Regarding relations with both Russia and China, Merkel firmly believes in what Germans call “Wandel durch Handel”--change through trade—the notion that open commerce inevitably leads to political liberalization. It’s a convenient PR strategy, as it seemed to make Merkel appear concerned, even if doing little. In any event, Moscow and Beijing headed in the opposite direction: keeping up foreign business, while deepening domestic oppression.
These fence-straddling approaches were in line with what Germans call Merkelantism, a play on words that refers to Germany-First mercantilism that places expansion of export markets above all other concerns. German companies invest heavily in Eastern Europe and especially Poland; it also invests in factories in China and sells machinery and cars there. Chinese commerce helped Germany cope with slow growth during the coronavirus pandemic.

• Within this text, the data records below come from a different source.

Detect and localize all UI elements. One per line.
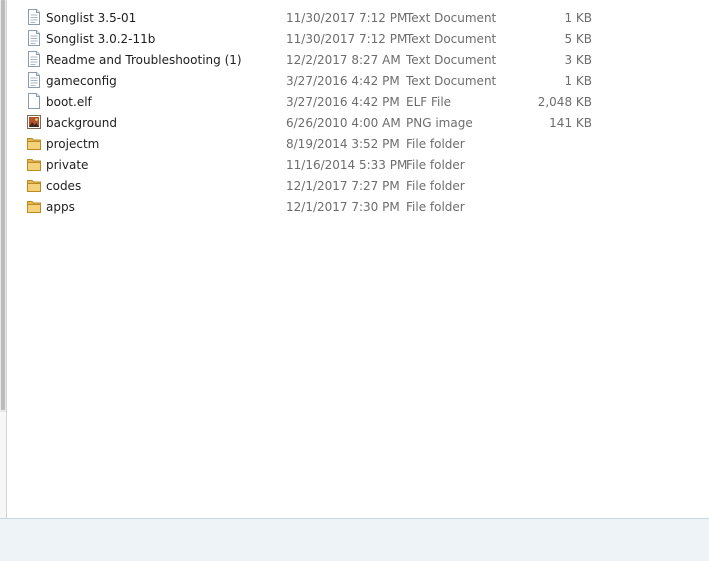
file-date-modified: 3/27/2016 4:42 PM bbox=[286, 74, 400, 88]
file-type: File folder bbox=[406, 158, 465, 172]
scrollbar-track[interactable] bbox=[0, 412, 6, 518]
folder-icon bbox=[27, 198, 41, 214]
file-list-pane: Songlist 3.5-01 11/30/2017 7:12 PM Text … bbox=[0, 0, 709, 519]
file-type: File folder bbox=[406, 200, 465, 214]
text-document-icon bbox=[27, 9, 41, 25]
file-name[interactable]: Songlist 3.0.2-11b bbox=[46, 31, 155, 47]
file-date-modified: 11/16/2014 5:33 PM bbox=[286, 158, 408, 172]
file-name[interactable]: Readme and Troubleshooting (1) bbox=[46, 52, 242, 68]
file-name[interactable]: background bbox=[46, 115, 117, 131]
file-size: 5 KB bbox=[564, 32, 592, 46]
file-row-4[interactable]: boot.elf 3/27/2016 4:42 PM ELF File 2,04… bbox=[0, 91, 709, 112]
file-type: Text Document bbox=[406, 32, 497, 46]
file-type: Text Document bbox=[406, 74, 497, 88]
file-row-3[interactable]: gameconfig 3/27/2016 4:42 PM Text Docume… bbox=[0, 70, 709, 91]
text-document-icon bbox=[27, 51, 41, 67]
status-bar bbox=[0, 519, 709, 561]
file-type: Text Document bbox=[406, 53, 497, 67]
file-date-modified: 3/27/2016 4:42 PM bbox=[286, 95, 400, 109]
file-name[interactable]: codes bbox=[46, 178, 81, 194]
file-type: File folder bbox=[406, 137, 465, 151]
file-type: File folder bbox=[406, 179, 465, 193]
text-document-icon bbox=[27, 30, 41, 46]
file-name[interactable]: gameconfig bbox=[46, 73, 117, 89]
file-name[interactable]: Songlist 3.5-01 bbox=[46, 10, 136, 26]
file-size: 1 KB bbox=[564, 11, 592, 25]
folder-icon bbox=[27, 177, 41, 193]
file-date-modified: 8/19/2014 3:52 PM bbox=[286, 137, 400, 151]
file-type: ELF File bbox=[406, 95, 452, 109]
blank-file-icon bbox=[27, 93, 41, 109]
folder-icon bbox=[27, 156, 41, 172]
file-row-2[interactable]: Readme and Troubleshooting (1) 12/2/2017… bbox=[0, 49, 709, 70]
png-image-icon bbox=[27, 114, 41, 130]
file-row-8[interactable]: codes 12/1/2017 7:27 PM File folder bbox=[0, 175, 709, 196]
file-row-9[interactable]: apps 12/1/2017 7:30 PM File folder bbox=[0, 196, 709, 217]
file-size: 141 KB bbox=[549, 116, 592, 130]
file-type: Text Document bbox=[406, 11, 497, 25]
file-date-modified: 11/30/2017 7:12 PM bbox=[286, 32, 408, 46]
file-name[interactable]: boot.elf bbox=[46, 94, 92, 110]
text-document-icon bbox=[27, 72, 41, 88]
file-name[interactable]: projectm bbox=[46, 136, 99, 152]
file-date-modified: 6/26/2010 4:00 AM bbox=[286, 116, 401, 130]
file-row-0[interactable]: Songlist 3.5-01 11/30/2017 7:12 PM Text … bbox=[0, 7, 709, 28]
file-size: 2,048 KB bbox=[537, 95, 592, 109]
file-size: 3 KB bbox=[564, 53, 592, 67]
file-row-7[interactable]: private 11/16/2014 5:33 PM File folder bbox=[0, 154, 709, 175]
file-row-5[interactable]: background 6/26/2010 4:00 AM PNG image 1… bbox=[0, 112, 709, 133]
file-row-1[interactable]: Songlist 3.0.2-11b 11/30/2017 7:12 PM Te… bbox=[0, 28, 709, 49]
file-date-modified: 11/30/2017 7:12 PM bbox=[286, 11, 408, 25]
folder-icon bbox=[27, 135, 41, 151]
file-list: Songlist 3.5-01 11/30/2017 7:12 PM Text … bbox=[0, 7, 709, 217]
file-date-modified: 12/2/2017 8:27 AM bbox=[286, 53, 401, 67]
file-size: 1 KB bbox=[564, 74, 592, 88]
file-row-6[interactable]: projectm 8/19/2014 3:52 PM File folder bbox=[0, 133, 709, 154]
file-date-modified: 12/1/2017 7:30 PM bbox=[286, 200, 400, 214]
file-name[interactable]: private bbox=[46, 157, 88, 173]
file-date-modified: 12/1/2017 7:27 PM bbox=[286, 179, 400, 193]
file-name[interactable]: apps bbox=[46, 199, 75, 215]
file-type: PNG image bbox=[406, 116, 473, 130]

Finally, Merkel responded to Europe’s piece of the global financial crisis by forcing less well-off southern European countries to slash spending for pensions, health care and education, supposedly for their own good. She further expressed Germany’s opposition to increased government deficits in moral terms. Southerners were lazy, she intimated; she once suggested that Greece’s problems were caused because Greeks take too much vacation.

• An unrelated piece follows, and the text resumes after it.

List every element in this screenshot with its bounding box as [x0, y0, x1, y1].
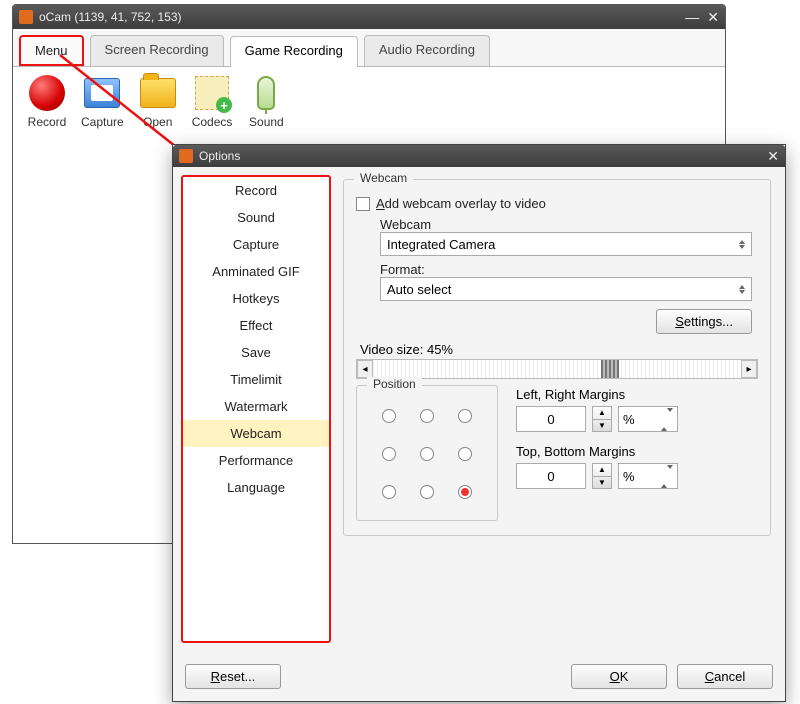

Merkel relented on hardline approach to deficit spending when France, her partner in leading EU economic policy, demanded governments be allowed to expand budgets during the pandemic.
Such wavering might saddle other leaders with a reputation for flip-flop inconsistency. For Merkel it provided positive opinion where it counted most: at home.
In Germany, she’s seen as a supreme pragmatist. Her Goldilocks-style of decision-making keeps Germany on an even keel, where it wants to be: when policies created too hot a political soup (migration), or too cold (the economic crisis), she backed off. Alternately criticizing and cottoning to Russia and China exemplified her staunch middle-of-the-road pragmatism: criticism preserved her image as a caring politician while coddling preserved Germany’s key economic interests.
Now she’s giving way to a new government. Given the closeness of Sunday’s national vote, it will take time for a new coalition to take shape, perhaps three months. Merkel’s Christian Democratic Union, won less than a quarter of the vote, trailed the rival Social Democratic government, which harvested almost 26 per cent.
The campaign offered little drama, so it’s not clear why a new government will stray far from Merkel’s habitually fence-sitting approaches.